OPV devices using single-walled carbon nanotubes (SWNTs) offer the potential to significantly increase PCEs beyond the current state-of-the-art through better exciton dissociation at the nanotube/conjugated polymer interface, and better charge transport due to the large aspect ratio of SWNTs and an effective semiconducting nanotube network.

However, severe problems associated with bulk nanotube mixtures have led to poor PCEs in all previous SWNT OPV devices. Recognizing this challenge, Air Force Research Laboratory (AFRL) scientist and National Research Council associate Dr. Ryan Kohlmeyer addressed the issue using single-chirality semiconducting SWNTs in OPV devices, which he believes will lead to a substantial improvement in PCEs.

Originally from Wisconsin, Dr. Kohlmeyer was hired as a contractor at AFRL's Materials and Manufacturing Directorate following his doctoral studies in organic chemistry at the University of Wisconsin Milwaukee. Although initially a chemist, Dr. Kohlmeyer considers himself more a materials scientist now and focuses his research and development activities on carbon-nano and smart materials.

"These materials have the potential to revolutionize clean energy applications, leading to increased flight and lifetimes for Air Force systems, increased battery life, better photovoltaics, and a decreased logistical burden related to transporting and carrying batteries," Dr.
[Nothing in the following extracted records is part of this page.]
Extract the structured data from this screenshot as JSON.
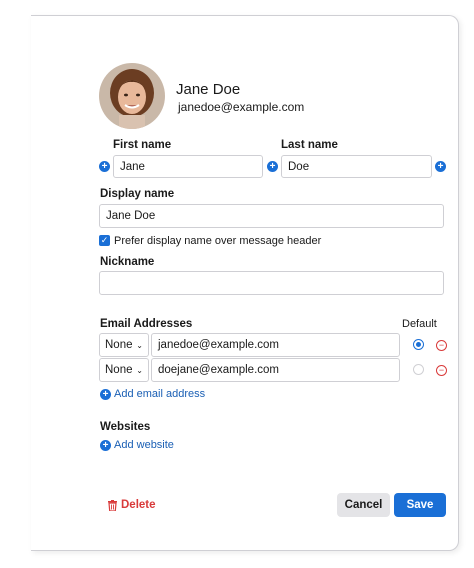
{
  "contact": {
    "name": "Jane Doe",
    "email": "janedoe@example.com"
  },
  "form": {
    "first_name_label": "First name",
    "first_name_value": "Jane",
    "last_name_label": "Last name",
    "last_name_value": "Doe",
    "display_name_label": "Display name",
    "display_name_value": "Jane Doe",
    "prefer_label": "Prefer display name over message header",
    "nickname_label": "Nickname",
    "nickname_value": ""
  },
  "emails": {
    "section_label": "Email Addresses",
    "default_label": "Default",
    "rows": [
      {
        "type": "None",
        "address": "janedoe@example.com",
        "default": true
      },
      {
        "type": "None",
        "address": "doejane@example.com",
        "default": false
      }
    ],
    "add_label": "Add email address"
  },
  "websites": {
    "section_label": "Websites",
    "add_label": "Add website"
  },
  "actions": {
    "delete_label": "Delete",
    "cancel_label": "Cancel",
    "save_label": "Save"
  },
  "colors": {
    "accent": "#1a6fd6",
    "danger": "#d93a3a",
    "link": "#1a5fb4"
  }
}
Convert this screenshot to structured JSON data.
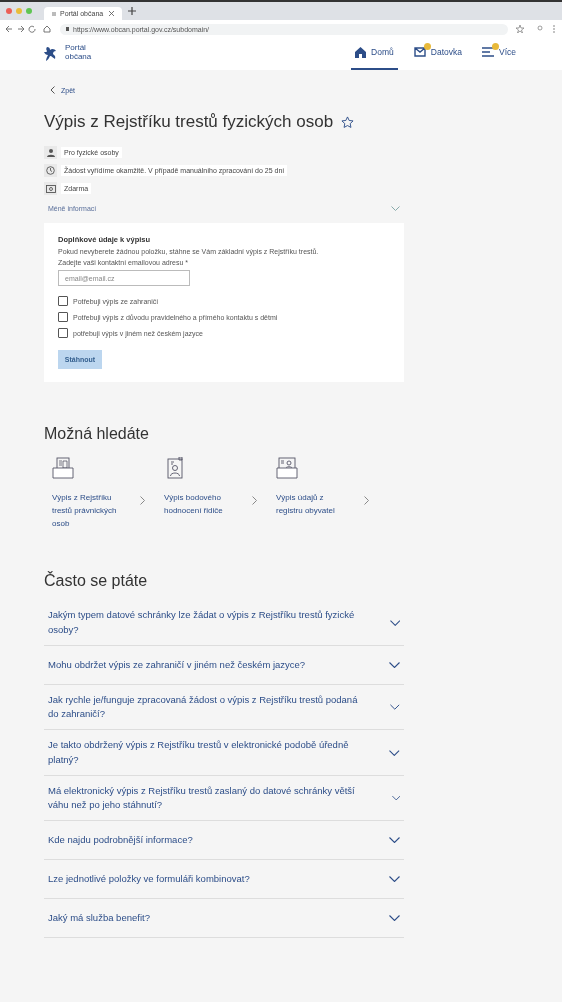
{
  "browser": {
    "tab_title": "Portál občana",
    "url": "https://www.obcan.portal.gov.cz/subdomain/"
  },
  "header": {
    "logo_text": "Portál občana",
    "nav": [
      {
        "label": "Domů",
        "selected": true,
        "badge": false
      },
      {
        "label": "Datovka",
        "selected": false,
        "badge": true
      },
      {
        "label": "Více",
        "selected": false,
        "badge": true
      }
    ]
  },
  "back_link": "Zpět",
  "title": "Výpis z Rejstříku trestů fyzických osob",
  "favorite": false,
  "info": [
    {
      "text": "Pro fyzické osoby"
    },
    {
      "text": "Žádost vyřídíme okamžitě. V případě manuálního zpracování do 25 dní"
    },
    {
      "text": "Zdarma"
    }
  ],
  "less_info": "Méně informací",
  "form": {
    "heading": "Doplňkové údaje k výpisu",
    "note": "Pokud nevyberete žádnou položku, stáhne se Vám základní výpis z Rejstříku trestů.",
    "email_label": "Zadejte vaši kontaktní emailovou adresu *",
    "email_placeholder": "email@email.cz",
    "options": [
      {
        "label": "Potřebuji výpis ze zahraničí",
        "checked": false
      },
      {
        "label": "Potřebuji výpis z důvodu pravidelného a přímého kontaktu s dětmi",
        "checked": false
      },
      {
        "label": "potřebuji výpis v jiném než českém jazyce",
        "checked": false
      }
    ],
    "submit": {
      "label": "Stáhnout",
      "disabled": true
    }
  },
  "suggestions": {
    "heading": "Možná hledáte",
    "items": [
      {
        "label": "Výpis z Rejstříku trestů právnických osob"
      },
      {
        "label": "Výpis bodového hodnocení řidiče"
      },
      {
        "label": "Výpis údajů z registru obyvatel"
      }
    ]
  },
  "faq": {
    "heading": "Často se ptáte",
    "items": [
      {
        "question": "Jakým typem datové schránky lze žádat o výpis z Rejstříku trestů fyzické osoby?",
        "expanded": false
      },
      {
        "question": "Mohu obdržet výpis ze zahraničí v jiném než českém jazyce?",
        "expanded": false
      },
      {
        "question": "Jak rychle je/funguje zpracovaná žádost o výpis z Rejstříku trestů podaná do zahraničí?",
        "expanded": false
      },
      {
        "question": "Je takto obdržený výpis z Rejstříku trestů v elektronické podobě úředně platný?",
        "expanded": false
      },
      {
        "question": "Má elektronický výpis z Rejstříku trestů zaslaný do datové schránky větší váhu než po jeho stáhnutí?",
        "expanded": false
      },
      {
        "question": "Kde najdu podrobnější informace?",
        "expanded": false
      },
      {
        "question": "Lze jednotlivé položky ve formuláři kombinovat?",
        "expanded": false
      },
      {
        "question": "Jaký má služba benefit?",
        "expanded": false
      }
    ]
  }
}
Kohlmeyer said. "A great deal of the Air Force's current focus in these areas is on increased power conversion efficiencies, flexible substrates, and increasing power per unit mass to create solutions targeted towards real world applications."

His collaborations with NRC Adviser Dr. Mike Durstock, as well as other AFRL colleagues, provides Kohlmeyer with the opportunity to see technologies move from bench-level testing to larger scale applications, which he admits is a source of great personal pride.

"There is a great opportunity to collaborate with incredibly talented and dedicated Air Force and industry researchers," Dr. Kohlmeyer added.

As an example, Dr. Kohlmeyer said he is currently working with a robotics expert on a growth chamber for carbon nanotubes.

"I believe that having access to incredible resources and people is where the solution to great scientific and technical challenges lies. AFRL has state-of-the-art facilities and the best and brightest minds the world has to offer," he said.